Smoke gets in my eyes…
Leave a commentFebruary 9, 2015 by Whispering Smith
A HEAVILY EDITED VERSION OF THIS COLUMN APPEARED AS Whispering Smith’s Column in the Littlehampton Gazette of January 29th. I respectfully bow to the editor’s blue pen but thought it right to publish the original in my blog…
IT always irritates when asked the question, on a medical form, ‘do you smoke?’ It is not the question that irritates but more the yes or no answers offered you. ‘Are you a smoker?’ ‘Have you ever been a smoker?’ and ‘How long since you gave up?’ Where is the space to tell whoever it is who is prying into your lifestyle that you, like a good many people are an occasional smoker. I sometimes, have a stogie at the allotment, surveying the day’s labours and sipping a warm beer. I may have a very occasional quirley if my son or daughter are indulging in the garden under similar circumstances and, dreadful though it may sound, I could be tempted into lighting up a Gaulois on a sunny French evening with friends and a glass of good wine. Worse, I suppose, would be to admit that I had been known in my younger days to take a toke at a doobie if in such company as those who did indulge. Not sure why on the last one though as it did nothing at all for me, I could already fly! My point is there should be an accepted response that simply says, ‘very occasionally.’

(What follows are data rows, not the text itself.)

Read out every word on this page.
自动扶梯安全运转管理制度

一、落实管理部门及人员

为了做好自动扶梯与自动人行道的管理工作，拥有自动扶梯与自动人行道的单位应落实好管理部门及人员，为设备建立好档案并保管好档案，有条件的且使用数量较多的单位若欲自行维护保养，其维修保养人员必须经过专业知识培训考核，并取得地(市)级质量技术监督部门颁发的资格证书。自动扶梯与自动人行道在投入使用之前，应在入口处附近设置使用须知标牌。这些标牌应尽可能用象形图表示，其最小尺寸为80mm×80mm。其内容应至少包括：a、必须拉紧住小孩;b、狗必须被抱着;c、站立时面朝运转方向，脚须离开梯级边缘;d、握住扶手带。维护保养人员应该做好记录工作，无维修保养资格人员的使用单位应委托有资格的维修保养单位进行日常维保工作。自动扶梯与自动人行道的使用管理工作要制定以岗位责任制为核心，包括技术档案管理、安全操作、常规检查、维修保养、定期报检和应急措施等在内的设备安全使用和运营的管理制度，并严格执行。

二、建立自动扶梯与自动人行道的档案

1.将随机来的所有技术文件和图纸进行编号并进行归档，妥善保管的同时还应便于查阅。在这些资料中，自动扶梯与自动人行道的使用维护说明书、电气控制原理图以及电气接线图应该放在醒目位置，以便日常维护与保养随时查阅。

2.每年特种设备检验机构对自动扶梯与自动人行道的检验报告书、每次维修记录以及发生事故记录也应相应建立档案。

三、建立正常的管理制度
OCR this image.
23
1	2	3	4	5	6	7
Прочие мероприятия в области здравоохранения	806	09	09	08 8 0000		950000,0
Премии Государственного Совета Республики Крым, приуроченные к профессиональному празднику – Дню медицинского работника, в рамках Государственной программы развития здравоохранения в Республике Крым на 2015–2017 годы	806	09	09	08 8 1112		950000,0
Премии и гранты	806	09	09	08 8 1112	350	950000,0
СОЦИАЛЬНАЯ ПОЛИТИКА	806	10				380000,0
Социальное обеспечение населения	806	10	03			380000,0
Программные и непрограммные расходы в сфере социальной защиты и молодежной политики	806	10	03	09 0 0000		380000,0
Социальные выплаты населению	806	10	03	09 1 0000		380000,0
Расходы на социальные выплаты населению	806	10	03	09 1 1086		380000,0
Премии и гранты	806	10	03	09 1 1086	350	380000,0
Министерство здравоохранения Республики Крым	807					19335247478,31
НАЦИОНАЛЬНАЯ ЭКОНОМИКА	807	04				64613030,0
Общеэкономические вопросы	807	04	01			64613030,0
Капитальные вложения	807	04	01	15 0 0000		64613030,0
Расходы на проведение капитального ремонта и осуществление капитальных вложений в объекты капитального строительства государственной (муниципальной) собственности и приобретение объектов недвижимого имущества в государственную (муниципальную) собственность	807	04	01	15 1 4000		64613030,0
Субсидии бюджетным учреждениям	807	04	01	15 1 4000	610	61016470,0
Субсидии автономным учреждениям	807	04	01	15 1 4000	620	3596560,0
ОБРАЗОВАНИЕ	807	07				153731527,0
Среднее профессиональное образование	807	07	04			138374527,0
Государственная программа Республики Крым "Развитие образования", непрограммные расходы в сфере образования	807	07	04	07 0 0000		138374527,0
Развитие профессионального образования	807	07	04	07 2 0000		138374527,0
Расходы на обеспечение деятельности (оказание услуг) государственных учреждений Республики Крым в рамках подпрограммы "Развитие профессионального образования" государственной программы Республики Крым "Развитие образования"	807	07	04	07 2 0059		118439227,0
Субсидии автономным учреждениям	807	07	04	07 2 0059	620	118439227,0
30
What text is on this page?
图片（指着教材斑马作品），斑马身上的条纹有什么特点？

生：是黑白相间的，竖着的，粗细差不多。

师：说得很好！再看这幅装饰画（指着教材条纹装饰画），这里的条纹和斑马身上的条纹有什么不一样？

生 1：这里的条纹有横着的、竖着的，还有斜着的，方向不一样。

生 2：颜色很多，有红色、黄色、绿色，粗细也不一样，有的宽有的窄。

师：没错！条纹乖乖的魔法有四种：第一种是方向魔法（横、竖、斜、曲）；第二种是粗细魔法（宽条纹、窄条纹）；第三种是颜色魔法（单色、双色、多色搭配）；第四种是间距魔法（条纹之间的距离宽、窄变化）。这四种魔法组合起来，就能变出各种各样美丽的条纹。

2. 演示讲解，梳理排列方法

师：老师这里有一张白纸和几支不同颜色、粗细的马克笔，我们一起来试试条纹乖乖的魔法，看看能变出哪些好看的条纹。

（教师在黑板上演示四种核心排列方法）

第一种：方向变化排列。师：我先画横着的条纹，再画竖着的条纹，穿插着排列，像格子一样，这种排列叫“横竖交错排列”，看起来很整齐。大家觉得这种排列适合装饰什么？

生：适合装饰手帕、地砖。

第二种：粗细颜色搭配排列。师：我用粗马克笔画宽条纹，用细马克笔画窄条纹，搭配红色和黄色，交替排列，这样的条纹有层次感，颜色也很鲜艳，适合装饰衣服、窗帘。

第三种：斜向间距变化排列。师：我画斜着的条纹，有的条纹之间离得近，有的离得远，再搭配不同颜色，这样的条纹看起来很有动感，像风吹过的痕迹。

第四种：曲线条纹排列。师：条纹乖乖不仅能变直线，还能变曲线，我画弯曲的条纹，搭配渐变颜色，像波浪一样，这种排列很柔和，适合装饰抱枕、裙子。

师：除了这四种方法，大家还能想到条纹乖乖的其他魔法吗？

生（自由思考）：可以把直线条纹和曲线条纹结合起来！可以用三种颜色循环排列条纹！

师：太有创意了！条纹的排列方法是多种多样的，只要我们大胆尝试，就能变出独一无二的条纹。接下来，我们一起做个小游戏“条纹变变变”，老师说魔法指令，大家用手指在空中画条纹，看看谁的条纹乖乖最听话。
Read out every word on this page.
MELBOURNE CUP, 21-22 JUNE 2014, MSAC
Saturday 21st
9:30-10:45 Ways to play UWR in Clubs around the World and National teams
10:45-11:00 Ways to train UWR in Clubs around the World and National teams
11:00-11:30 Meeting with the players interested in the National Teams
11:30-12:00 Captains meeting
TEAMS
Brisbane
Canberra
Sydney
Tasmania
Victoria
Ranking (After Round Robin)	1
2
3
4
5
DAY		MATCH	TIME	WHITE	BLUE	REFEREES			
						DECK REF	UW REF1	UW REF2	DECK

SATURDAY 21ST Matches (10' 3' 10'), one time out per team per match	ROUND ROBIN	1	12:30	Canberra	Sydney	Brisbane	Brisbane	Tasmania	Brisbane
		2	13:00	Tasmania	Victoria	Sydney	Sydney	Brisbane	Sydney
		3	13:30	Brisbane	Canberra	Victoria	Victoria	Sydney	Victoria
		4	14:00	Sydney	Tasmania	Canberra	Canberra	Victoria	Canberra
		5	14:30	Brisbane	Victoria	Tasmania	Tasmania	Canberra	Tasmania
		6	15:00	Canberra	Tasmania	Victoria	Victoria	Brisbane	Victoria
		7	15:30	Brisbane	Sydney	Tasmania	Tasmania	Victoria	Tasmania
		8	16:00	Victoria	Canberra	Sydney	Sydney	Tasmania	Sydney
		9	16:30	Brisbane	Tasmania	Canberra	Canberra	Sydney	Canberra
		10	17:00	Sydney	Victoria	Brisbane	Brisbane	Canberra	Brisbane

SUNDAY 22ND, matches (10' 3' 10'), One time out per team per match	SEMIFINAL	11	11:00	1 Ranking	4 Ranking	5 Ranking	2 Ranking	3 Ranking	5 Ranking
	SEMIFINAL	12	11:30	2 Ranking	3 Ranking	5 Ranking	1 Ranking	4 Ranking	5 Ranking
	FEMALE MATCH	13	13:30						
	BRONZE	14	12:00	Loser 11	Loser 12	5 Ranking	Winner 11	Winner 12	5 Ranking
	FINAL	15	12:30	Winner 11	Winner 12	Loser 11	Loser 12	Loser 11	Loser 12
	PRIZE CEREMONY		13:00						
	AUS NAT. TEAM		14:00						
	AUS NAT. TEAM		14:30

SUNNY morning last week so I pop out to the Arundel Wetlands Centre but somewhere between Littlehampton and Arundel the weather turns nasty, gray skies and drizzle even the ducks are depressed. Too wet for a walkabout so I buy a mug of coffee and sit in the café watching a newly arrived gaggle of Canada Geese occupy the island usually smothered in seagulls. Off to my right there is an elderly gentleman, he sits slumped down in the comfortable armchair by the picture window overlooking the large lake. He has a huge, long lens camera on his lap, his mitten covered hands are folded at the lips of his nodding head as if in prayer, he is fast asleep dreaming, I suspect, of kingfishers and cormorants.
TAKING coffee with my gloomy old friend this morning he told me he had woken up in the middle of the night and, unable to get back to sleep, had pondered upon the wording of his tombstone and decided upon: ‘What was that all about?’ I thought that quite apt.